The approval for a domestic maritime insurance pool will reduce cost of cover for Indian vessels, lower reliance on overseas insurers and help build domestic underwriting expertise in complex marine and protection and indemnity (P&I) risks, according to industry experts.
The Union Cabinet on Saturday approved the creation of a domestic insurance pool ‘Bharat Maritime Insurance Pool’ (BMI pool) with a sovereign guarantee of ₹12,980 crore. The move aims to insulate India’s maritime trade from global volatility, reduce dependence on foreign underwriters and ensure uninterrupted risk coverage for Indian shipping.
“In the short term the Pool will bring down costs especially War premiums on Hull and Cargo but it will be a game changer in the Long Run since it will help develop critical expertise in Maritime related insurances,” Gaurav Agarwal, Head – Marine Specialties, Prudent Insurance Brokers, said.
Rishi Mehra, CEO, India and Head of Strategy, Human Capital, Asia Pacific, Aon, said the approval of a Bharat Maritime Insurance pool will provide maritime resilience, cost stability, domestic expertise and economic sovereignty. “By enabling locally underwritten risk capacity, this initiative safeguards our shipping industry against global uncertainties and reinforces confidence in India’s trade corridors.”
The proposed BMI Pool will offer coverage across key segments hull and machinery, cargo, protection and indemnity (P&I), and war risk for Indian-flagged and Indian-controlled vessels, including those operating in conflict-prone waters, according to a government release.
Shielding Trade
India’s maritime sector handles over 70% of trade by volume and nearly 95% by value, but insurance coverage remains largely dependent on global insurers and reinsurers.

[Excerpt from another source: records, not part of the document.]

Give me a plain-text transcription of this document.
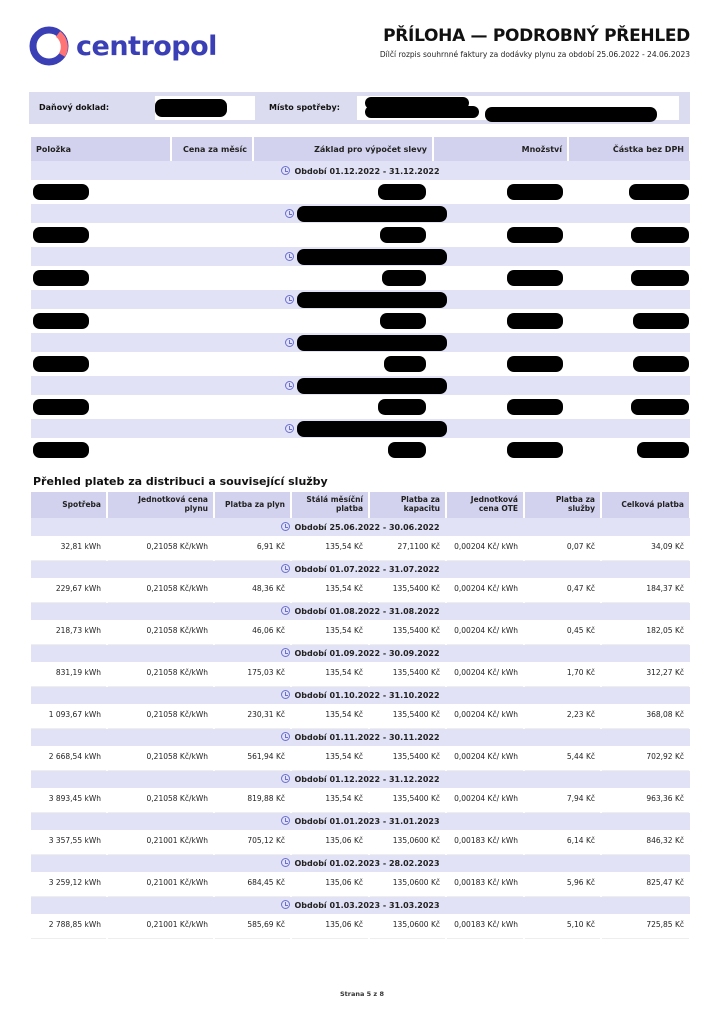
centropol	PŘÍLOHA — PODROBNÝ PŘEHLED
Dílčí rozpis souhrnné faktury za dodávky plynu za období 25.06.2022 - 24.06.2023
Daňový doklad:	Místo spotřeby:
Položka	Cena za měsíc	Základ pro výpočet slevy	Množství	Částka bez DPH
Období 01.12.2022 - 31.12.2022				

Přehled plateb za distribuci a související služby
Spotřeba	Jednotková cena plynu	Platba za plyn	Stálá měsíční platba	Platba za kapacitu	Jednotková cena OTE	Platba za služby	Celková platba
Období 25.06.2022 - 30.06.2022							
32,81 kWh	0,21058 Kč/kWh	6,91 Kč	135,54 Kč	27,1100 Kč	0,00204 Kč/ kWh	0,07 Kč	34,09 Kč
Období 01.07.2022 - 31.07.2022							
229,67 kWh	0,21058 Kč/kWh	48,36 Kč	135,54 Kč	135,5400 Kč	0,00204 Kč/ kWh	0,47 Kč	184,37 Kč
Období 01.08.2022 - 31.08.2022							
218,73 kWh	0,21058 Kč/kWh	46,06 Kč	135,54 Kč	135,5400 Kč	0,00204 Kč/ kWh	0,45 Kč	182,05 Kč
Období 01.09.2022 - 30.09.2022							
831,19 kWh	0,21058 Kč/kWh	175,03 Kč	135,54 Kč	135,5400 Kč	0,00204 Kč/ kWh	1,70 Kč	312,27 Kč
Období 01.10.2022 - 31.10.2022							
1 093,67 kWh	0,21058 Kč/kWh	230,31 Kč	135,54 Kč	135,5400 Kč	0,00204 Kč/ kWh	2,23 Kč	368,08 Kč
Období 01.11.2022 - 30.11.2022							
2 668,54 kWh	0,21058 Kč/kWh	561,94 Kč	135,54 Kč	135,5400 Kč	0,00204 Kč/ kWh	5,44 Kč	702,92 Kč
Období 01.12.2022 - 31.12.2022							
3 893,45 kWh	0,21058 Kč/kWh	819,88 Kč	135,54 Kč	135,5400 Kč	0,00204 Kč/ kWh	7,94 Kč	963,36 Kč
Období 01.01.2023 - 31.01.2023							
3 357,55 kWh	0,21001 Kč/kWh	705,12 Kč	135,06 Kč	135,0600 Kč	0,00183 Kč/ kWh	6,14 Kč	846,32 Kč
Období 01.02.2023 - 28.02.2023							
3 259,12 kWh	0,21001 Kč/kWh	684,45 Kč	135,06 Kč	135,0600 Kč	0,00183 Kč/ kWh	5,96 Kč	825,47 Kč
Období 01.03.2023 - 31.03.2023							
2 788,85 kWh	0,21001 Kč/kWh	585,69 Kč	135,06 Kč	135,0600 Kč	0,00183 Kč/ kWh	5,10 Kč	725,85 Kč
Strana 5 z 8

This dependence became evident during disruptions in key shipping corridors such as the Red Sea, Strait of Hormuz and the Gulf of Oman, when global insurers raised premiums sharply or withdrew coverage, exposing Indian exporters and shipping operators to higher financial and operational risks.
“The BMI Pool is designed to address this gap by ensuring continuity of coverage regardless of geopolitical developments, thereby stabilising trade flows and reducing cost pressures on exporters and logistics stakeholders,” the government said.
Freight rates have risen 60–80% since the West Asia conflict began, while war-risk premiums in the Persian Gulf have increased from about 0.005%–0.025% earlier to 0.25%–0.50% in designated high-risk zones.
“We have seen global capacity for war and Maritime risks tighten significantly which has led to both pricing volatility and in same case lack of cover,” Amit Goel, Director, Equirus Raghnall Insurance Broking, said. He added that a sovereign-backed pool would ensure continuity of cover for Indian shipping interests while reducing dependence on overseas markets. “Over time, this could also catalyse the development of domestic underwriting expertise in complex marine and P&I risks.”
Scaling Capacity
However, Hari Radhakrishnan, Expert, Insurance Brokers Association of India (IBAI), said while the creation of a domestic maritime insurance pool was long overdue, the sovereign guarantee of $1.4 billion and underwriting capacity of ₹950 crore is inadequate.
Radhakrishnan said a Very Large Crude Carrier (VLCC) can carry upto 2 million barrels of crude which at today’s value of crude at around $100 to a barrel will be $200 Million or ₹1,900 Crores. “If the capacity is on a per vessel basis, then there is nothing left to cover the hull and P&I risks after insuring the cargo, which in itself cannot be fully insured.”